Subspecies of carnivore

The Tres Marias raccoon (Procyon lotor insularis) is a subspecies of the common raccoon endemic to the two main islands of the Islas Marías, an archipelago off the western coast of the Mexican state of Nayarit. Although sometimes historically considered a separate species, the Tres Marias raccoon is now regarded to be a subspecies of the common raccoon, introduced to the Islas Marías in the recent past. It is slightly larger than the common raccoon and has a distinctive angular skull. There are fewer than 250 mature individuals on the islands, where they are hunted by islanders; the International Union for Conservation of Nature has designated the species as endangered.

== Classification ==

In its initial description in 1898, the Tres Marias raccoon was classified as a subspecies of the common raccoon (Procyon lotor) by Clinton Hart Merriam. In 1950, Edward Alphonso Goldman identified it as a distinct species, a view that had been upheld by most scientists until recently. In a study of a pair of mounted specimens in 2005, Kristofer M. Helgen and Don E. Wilson came to the conclusion that there are morphological differences between the Tres Marias raccoon and the subspecies Procyon lotor hernandezii of the common raccoon found on the Mexican mainland, but that they are not large enough to justify the classification as distinct species. It is therefore assumed that the Tres Marias raccoon was introduced to the Islas Marías not long ago.

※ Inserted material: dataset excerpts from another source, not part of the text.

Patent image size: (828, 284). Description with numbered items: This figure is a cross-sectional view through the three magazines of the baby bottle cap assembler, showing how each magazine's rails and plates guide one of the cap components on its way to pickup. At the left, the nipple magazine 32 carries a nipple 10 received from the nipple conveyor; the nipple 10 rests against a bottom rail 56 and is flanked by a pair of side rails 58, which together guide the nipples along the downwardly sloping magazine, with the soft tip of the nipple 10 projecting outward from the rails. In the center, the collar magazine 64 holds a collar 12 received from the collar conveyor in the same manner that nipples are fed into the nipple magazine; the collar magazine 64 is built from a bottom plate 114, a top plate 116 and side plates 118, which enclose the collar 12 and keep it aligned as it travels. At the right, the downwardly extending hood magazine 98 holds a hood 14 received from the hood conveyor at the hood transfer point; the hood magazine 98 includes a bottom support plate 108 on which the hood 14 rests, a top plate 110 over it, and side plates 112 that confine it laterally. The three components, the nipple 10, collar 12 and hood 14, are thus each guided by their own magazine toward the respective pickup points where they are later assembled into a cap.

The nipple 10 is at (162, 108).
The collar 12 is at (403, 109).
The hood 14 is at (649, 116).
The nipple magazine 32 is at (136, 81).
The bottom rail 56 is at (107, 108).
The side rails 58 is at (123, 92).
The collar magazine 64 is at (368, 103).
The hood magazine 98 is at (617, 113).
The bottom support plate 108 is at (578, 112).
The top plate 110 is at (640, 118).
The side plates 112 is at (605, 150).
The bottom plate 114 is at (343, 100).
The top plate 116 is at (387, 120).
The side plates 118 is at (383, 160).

Subsequently, the Tres Marias raccoon was listed as a subspecies of the common raccoon in the third edition of Mammal Species of the World by Wilson and DeeAnn M. Reeder, published in 2005.

== Description ==

The average body length of five adult males, including the tail, was recorded as 84.1 cm by Edward William Nelson in 1898. Three mounted specimens, which were between 84.0 and 90.4 cm long, were measured in 2005. Samuel I. Zeveloff calls the Tres Marias raccoon larger than an average-sized common raccoon, meaning the species is not an example of insular dwarfism. The coat of the Tres Marias raccoon is pale and short and on its underparts only a few guard hairs cover the light brown ground hairs. Its most distinctive feature relative to other raccoon subspecies is its angular skull. Another feature different from that of the northern raccoon is that it has narrow molars.

== Conservation ==
In 1996, the Tres Marias raccoon was classified as endangered by the IUCN since less than 250 mature individuals were living in the wild. The subspecies Procyon insularis vicinus, endemic to the island of María Magdalena, is assumed to be extinct. Because only two mounted specimens of this subspecies exist in museums, it will probably never be known whether it is taxonomically distinct from the subspecies endemic on María Madre. The Tres Marias raccoon is hunted by the islanders and no conservation efforts have been made to protect the species from extinction. Considering its small range, the Tres Marias raccoon was most likely never numerous, like the four other island raccoons (Cozumel raccoon, Bahamian raccoon, Guadeloupe raccoon, and the extinct Barbados raccoon).